This Article is From Jun 05, 2013

PM meets chief ministers today, NCTC unlikely to go through

PM meets chief ministers today, NCTC unlikely to go through
New Delhi: Prime Minister Dr Manmohan Singh and his Home Minister, Sushil Kumar Shinde, will again try to hardsell the controversial National Counter Terrorism Centre or NCTC to the states at a meeting of chief ministers that is currently underway in New Delhi. They will bring to the table a much watered-down version, but the chances of it being bought are still slim.

The chief ministers of West Bengal and Tamil Nadu, Mamata Banerjee and J Jayalalithaa are not attending today's meet, with the latter terming the periodic meetings as a "ritual...to rubber stamp the Centre's decisions." Both have in the past slammed the Centre's move to set up the NCTC as being against the federal structure.

This because the NCTC was originally meant to have the right to operate, when necessary, without keeping states in the loop, to prevent information leaks. However, after unequivocal criticism by state governments, the anti-terror hub was abandoned last year. To coalesce support, the government has now re-diagrammed it.

The new draft proposal says that the NCTC will carry out anti-terror operations, if any, "through or in conjunction with the state police."

Also, an earlier plan to subsume the Special Operations Group - a team of crack National Security Guard commandos trained to carry out anti-terror operations - has been shelved.

The NCTC will no longer be under the Intelligence Bureau (IB), as was proposed earlier. It will, however, have the powers to seek information from all state and central agencies and maintain records of terrorists and other suspects, including their associates and family members. In a way, it will end up doing what the IB or the Research and Analysis Wing (RAW) do now.

The NCTC will also coordinate and collect "further intelligence and pursue leads so as to identify and detect the terrorist or terrorist groups"
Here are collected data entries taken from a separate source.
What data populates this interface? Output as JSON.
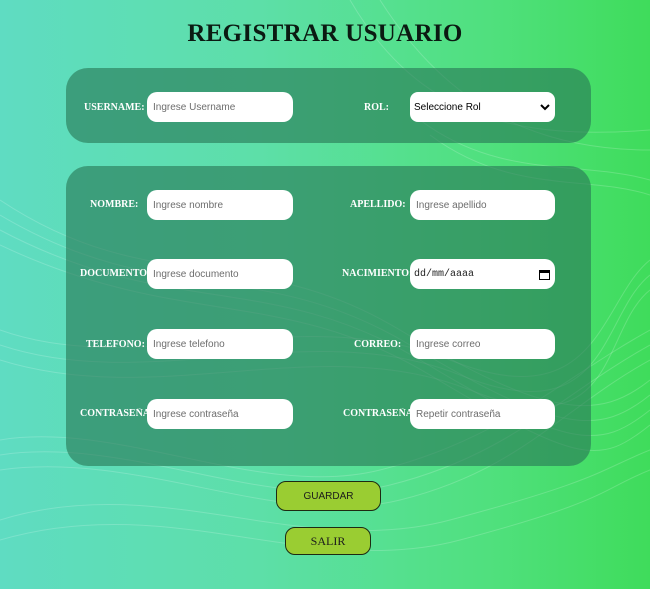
{
  "page": {
    "title": "REGISTRAR USUARIO"
  },
  "account_panel": {
    "username": {
      "label": "USERNAME:",
      "placeholder": "Ingrese Username"
    },
    "rol": {
      "label": "ROL:",
      "selected": "Seleccione Rol"
    }
  },
  "details_panel": {
    "nombre": {
      "label": "NOMBRE:",
      "placeholder": "Ingrese nombre"
    },
    "apellido": {
      "label": "APELLIDO:",
      "placeholder": "Ingrese apellido"
    },
    "documento": {
      "label": "DOCUMENTO:",
      "placeholder": "Ingrese documento"
    },
    "nacimiento": {
      "label": "NACIMIENTO:",
      "value": "dd/mm/aaaa"
    },
    "telefono": {
      "label": "TELEFONO:",
      "placeholder": "Ingrese telefono"
    },
    "correo": {
      "label": "CORREO:",
      "placeholder": "Ingrese correo"
    },
    "contrasena": {
      "label": "CONTRASEÑA:",
      "placeholder": "Ingrese contraseña"
    },
    "repetir_contrasena": {
      "label": "CONTRASEÑA:",
      "placeholder": "Repetir contraseña"
    }
  },
  "actions": {
    "save_label": "GUARDAR",
    "exit_label": "SALIR"
  },
  "colors": {
    "panel": "#2f7a58",
    "button": "#9acd32",
    "title": "#0b1a12"
  }
}
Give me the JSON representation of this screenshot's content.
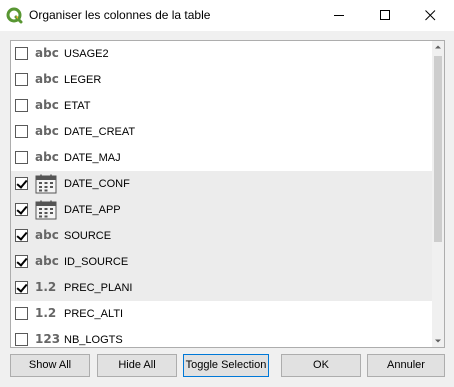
{
  "window": {
    "title": "Organiser les colonnes de la table"
  },
  "fields": [
    {
      "name": "USAGE2",
      "type": "abc",
      "checked": false,
      "selected": false
    },
    {
      "name": "LEGER",
      "type": "abc",
      "checked": false,
      "selected": false
    },
    {
      "name": "ETAT",
      "type": "abc",
      "checked": false,
      "selected": false
    },
    {
      "name": "DATE_CREAT",
      "type": "abc",
      "checked": false,
      "selected": false
    },
    {
      "name": "DATE_MAJ",
      "type": "abc",
      "checked": false,
      "selected": false
    },
    {
      "name": "DATE_CONF",
      "type": "date",
      "checked": true,
      "selected": true
    },
    {
      "name": "DATE_APP",
      "type": "date",
      "checked": true,
      "selected": true
    },
    {
      "name": "SOURCE",
      "type": "abc",
      "checked": true,
      "selected": true
    },
    {
      "name": "ID_SOURCE",
      "type": "abc",
      "checked": true,
      "selected": true
    },
    {
      "name": "PREC_PLANI",
      "type": "1.2",
      "checked": true,
      "selected": true
    },
    {
      "name": "PREC_ALTI",
      "type": "1.2",
      "checked": false,
      "selected": false
    },
    {
      "name": "NB_LOGTS",
      "type": "123",
      "checked": false,
      "selected": false
    }
  ],
  "buttons": {
    "show_all": "Show All",
    "hide_all": "Hide All",
    "toggle_selection": "Toggle Selection",
    "ok": "OK",
    "cancel": "Annuler"
  },
  "colors": {
    "qgis_green": "#589632",
    "selected_row": "#ececec",
    "type_text": "#666666"
  }
}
The new-look NCTC is more an extension of the multi-agency centre or MAC, a conglomeration of investigative and intelligence agencies tasked to gather, collate and disseminate information to end-users like the state police organisations.

The MAC works within the Intelligence Bureau (IB). It was set up on the recommendation of the Kargil Committee report that looked into possible intelligence failures leading to the war in 1999 with Pakistan and suggested methods to plug holes in the security establishment. Although the MAC was set up by the NDA government in 2000, it started functioning only after the 26/11 Mumbai terror attack eight years later.
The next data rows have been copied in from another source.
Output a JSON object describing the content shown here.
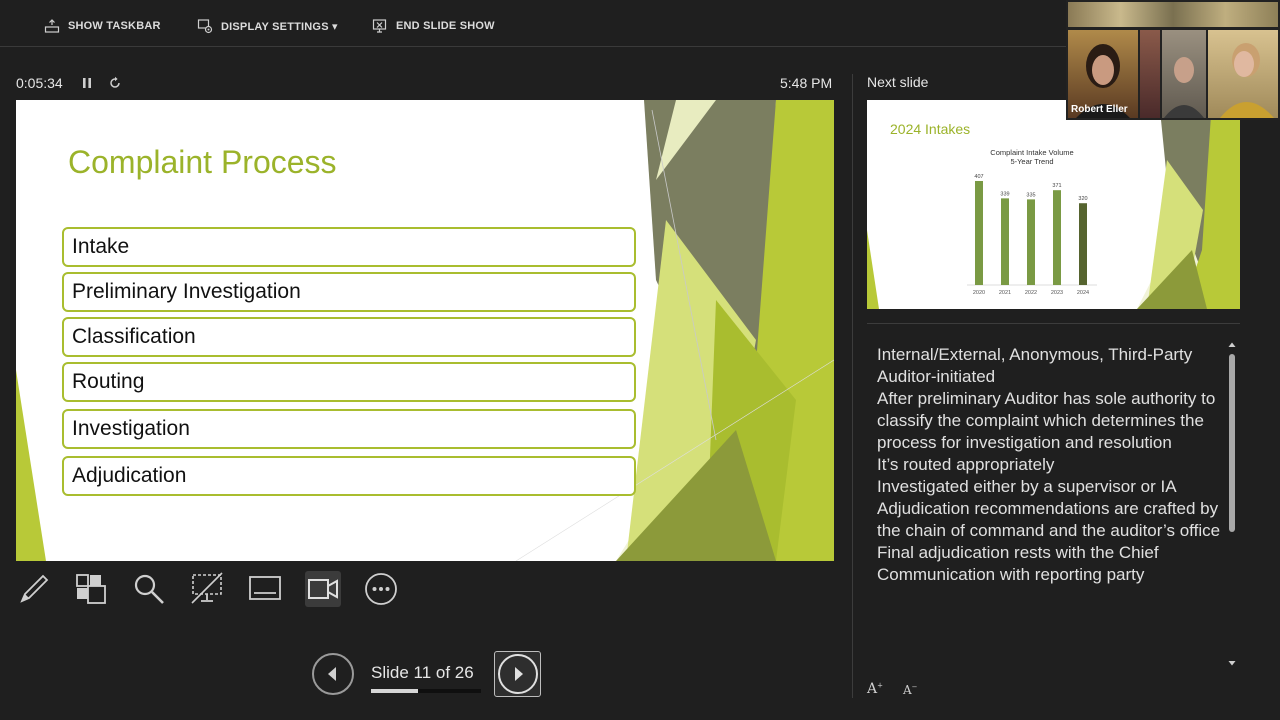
{
  "toolbar": {
    "show_taskbar": "SHOW TASKBAR",
    "display_settings": "DISPLAY SETTINGS ▾",
    "end_slide_show": "END SLIDE SHOW"
  },
  "status": {
    "timer": "0:05:34",
    "clock": "5:48 PM"
  },
  "current_slide": {
    "title": "Complaint Process",
    "steps": [
      "Intake",
      "Preliminary Investigation",
      "Classification",
      "Routing",
      "Investigation",
      "Adjudication"
    ]
  },
  "navigation": {
    "slide_counter": "Slide 11 of 26",
    "progress": 0.423
  },
  "next_slide": {
    "label": "Next slide",
    "title": "2024 Intakes",
    "chart_title_line1": "Complaint Intake Volume",
    "chart_title_line2": "5-Year Trend"
  },
  "chart_data": {
    "type": "bar",
    "title": "Complaint Intake Volume 5-Year Trend",
    "categories": [
      "2020",
      "2021",
      "2022",
      "2023",
      "2024"
    ],
    "values": [
      407,
      339,
      335,
      371,
      320
    ],
    "ylim": [
      0,
      450
    ],
    "colors": [
      "#7a9a44",
      "#7a9a44",
      "#7a9a44",
      "#7a9a44",
      "#56642f"
    ]
  },
  "notes": [
    "Internal/External, Anonymous, Third-Party",
    "Auditor-initiated",
    "After preliminary Auditor has sole authority to classify the complaint which determines the process for investigation and resolution",
    "It’s routed appropriately",
    "Investigated either by a supervisor or IA",
    "Adjudication recommendations are crafted by the chain of command and the auditor’s office",
    "Final adjudication rests with the Chief",
    "Communication with reporting party"
  ],
  "notes_controls": {
    "font_increase": "A",
    "font_decrease": "A"
  },
  "video": {
    "participant_name": "Robert Eller"
  },
  "colors": {
    "accent_green": "#9bb32a",
    "background": "#1f1f1f"
  }
}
The states are expected to ask today why there is a need for another agency to do what the MAC is already tasked to do.  
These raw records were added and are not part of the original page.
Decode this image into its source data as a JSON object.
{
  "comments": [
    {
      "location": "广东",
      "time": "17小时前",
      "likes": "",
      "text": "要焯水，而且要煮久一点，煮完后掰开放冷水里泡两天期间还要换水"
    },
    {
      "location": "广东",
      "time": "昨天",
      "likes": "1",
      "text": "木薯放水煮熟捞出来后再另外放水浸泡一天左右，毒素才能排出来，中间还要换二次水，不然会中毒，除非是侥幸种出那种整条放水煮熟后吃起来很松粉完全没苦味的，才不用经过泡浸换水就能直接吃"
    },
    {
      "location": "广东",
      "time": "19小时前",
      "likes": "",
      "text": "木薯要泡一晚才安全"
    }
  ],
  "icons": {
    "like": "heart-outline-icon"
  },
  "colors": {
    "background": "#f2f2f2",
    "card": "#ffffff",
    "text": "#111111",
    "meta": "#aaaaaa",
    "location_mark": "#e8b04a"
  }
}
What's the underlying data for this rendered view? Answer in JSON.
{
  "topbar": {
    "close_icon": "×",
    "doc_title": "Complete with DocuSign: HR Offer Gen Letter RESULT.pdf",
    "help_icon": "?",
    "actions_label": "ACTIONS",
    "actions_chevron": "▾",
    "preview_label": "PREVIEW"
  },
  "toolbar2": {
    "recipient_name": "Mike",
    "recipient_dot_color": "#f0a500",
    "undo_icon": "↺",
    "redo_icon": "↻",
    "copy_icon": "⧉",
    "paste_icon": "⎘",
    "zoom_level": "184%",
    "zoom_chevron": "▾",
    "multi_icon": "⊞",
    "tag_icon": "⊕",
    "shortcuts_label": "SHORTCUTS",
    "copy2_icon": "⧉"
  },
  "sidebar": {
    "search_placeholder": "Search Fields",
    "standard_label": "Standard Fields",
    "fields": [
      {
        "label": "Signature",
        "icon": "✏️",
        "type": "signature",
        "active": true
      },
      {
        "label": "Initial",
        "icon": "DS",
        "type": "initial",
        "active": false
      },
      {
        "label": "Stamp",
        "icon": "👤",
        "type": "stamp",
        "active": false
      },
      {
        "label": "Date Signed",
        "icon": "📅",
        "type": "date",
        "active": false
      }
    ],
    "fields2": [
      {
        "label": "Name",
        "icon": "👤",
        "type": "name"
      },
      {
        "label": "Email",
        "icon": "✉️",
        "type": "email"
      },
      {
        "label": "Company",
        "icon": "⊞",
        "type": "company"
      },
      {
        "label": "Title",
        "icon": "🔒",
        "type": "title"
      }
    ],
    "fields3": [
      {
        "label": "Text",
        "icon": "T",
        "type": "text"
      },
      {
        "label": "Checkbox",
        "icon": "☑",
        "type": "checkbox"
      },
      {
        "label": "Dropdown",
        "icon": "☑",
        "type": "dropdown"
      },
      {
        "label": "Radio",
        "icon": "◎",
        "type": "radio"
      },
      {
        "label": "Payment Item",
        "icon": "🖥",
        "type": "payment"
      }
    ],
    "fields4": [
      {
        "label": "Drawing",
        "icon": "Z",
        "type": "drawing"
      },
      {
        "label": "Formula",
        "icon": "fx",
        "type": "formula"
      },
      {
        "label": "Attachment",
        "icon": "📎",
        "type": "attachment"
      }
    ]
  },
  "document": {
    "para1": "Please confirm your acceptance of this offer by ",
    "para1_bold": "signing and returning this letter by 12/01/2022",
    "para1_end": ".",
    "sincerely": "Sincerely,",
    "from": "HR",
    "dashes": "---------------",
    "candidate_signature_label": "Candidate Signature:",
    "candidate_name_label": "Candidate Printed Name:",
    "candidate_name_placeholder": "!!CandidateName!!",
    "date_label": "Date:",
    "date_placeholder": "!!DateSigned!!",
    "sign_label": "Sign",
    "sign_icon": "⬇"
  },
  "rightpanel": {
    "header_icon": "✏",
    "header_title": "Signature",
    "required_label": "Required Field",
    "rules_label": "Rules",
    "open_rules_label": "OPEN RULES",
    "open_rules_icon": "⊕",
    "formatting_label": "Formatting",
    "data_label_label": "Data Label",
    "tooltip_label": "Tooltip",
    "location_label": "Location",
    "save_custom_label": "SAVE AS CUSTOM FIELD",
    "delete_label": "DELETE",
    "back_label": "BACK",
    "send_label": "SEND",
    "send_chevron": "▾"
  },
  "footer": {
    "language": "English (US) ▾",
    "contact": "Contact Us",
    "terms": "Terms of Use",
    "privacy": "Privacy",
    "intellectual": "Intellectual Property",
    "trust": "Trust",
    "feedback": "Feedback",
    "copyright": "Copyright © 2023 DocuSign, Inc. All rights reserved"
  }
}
Also, some states are still said to be apprehension that the proposed central agency can be misused, despite Mr Shinde delinking the NCTC from the Intelligence Bureau.

Bihar Chief Minister, Nitish Kumar is on record saying that the Centre should trust states as equal partners in the fight against terror. And CMs like Odisha's Naveen Patnaik and Ms Jayalalithaa have expressed the fear that the NCTC will interfere with their power to deal with law and order, which is state-administered in India.  

The Centre has also reportedly also faced opposition to the proposed anti-terror hub from its other intelligence agencies like RAW and IB. Sources say these agencies fear that if they are asked to carry out anti-terror operations in the new set-up, they could have to deal with territory like being exposed to courts. Right now the IB and the RAW develop intelligence and pass it to the states, which carry out the operations. Also, in its current form the NCTC will duplicate what the IB and RAW do.

Over the last two decades, both the UPA and the NDA have formed new organisations and security structures to replace old ones, but have been unable to generate quality intelligence. The Centre set up the National Technical Research Organisation or NTRO to deal with all technical and scientific intelligence, but soon almost all intelligence agencies sought to have their own wings to the task. The NTRO now seen by many as parking space for retired bureaucrats and intelligence officials.

Critics say that instead of setting new anti-terror organisations, the government must concentrate on strengthening local policing and local police stations and on proper and real-time analysis of terror threats backed by operations by the state police.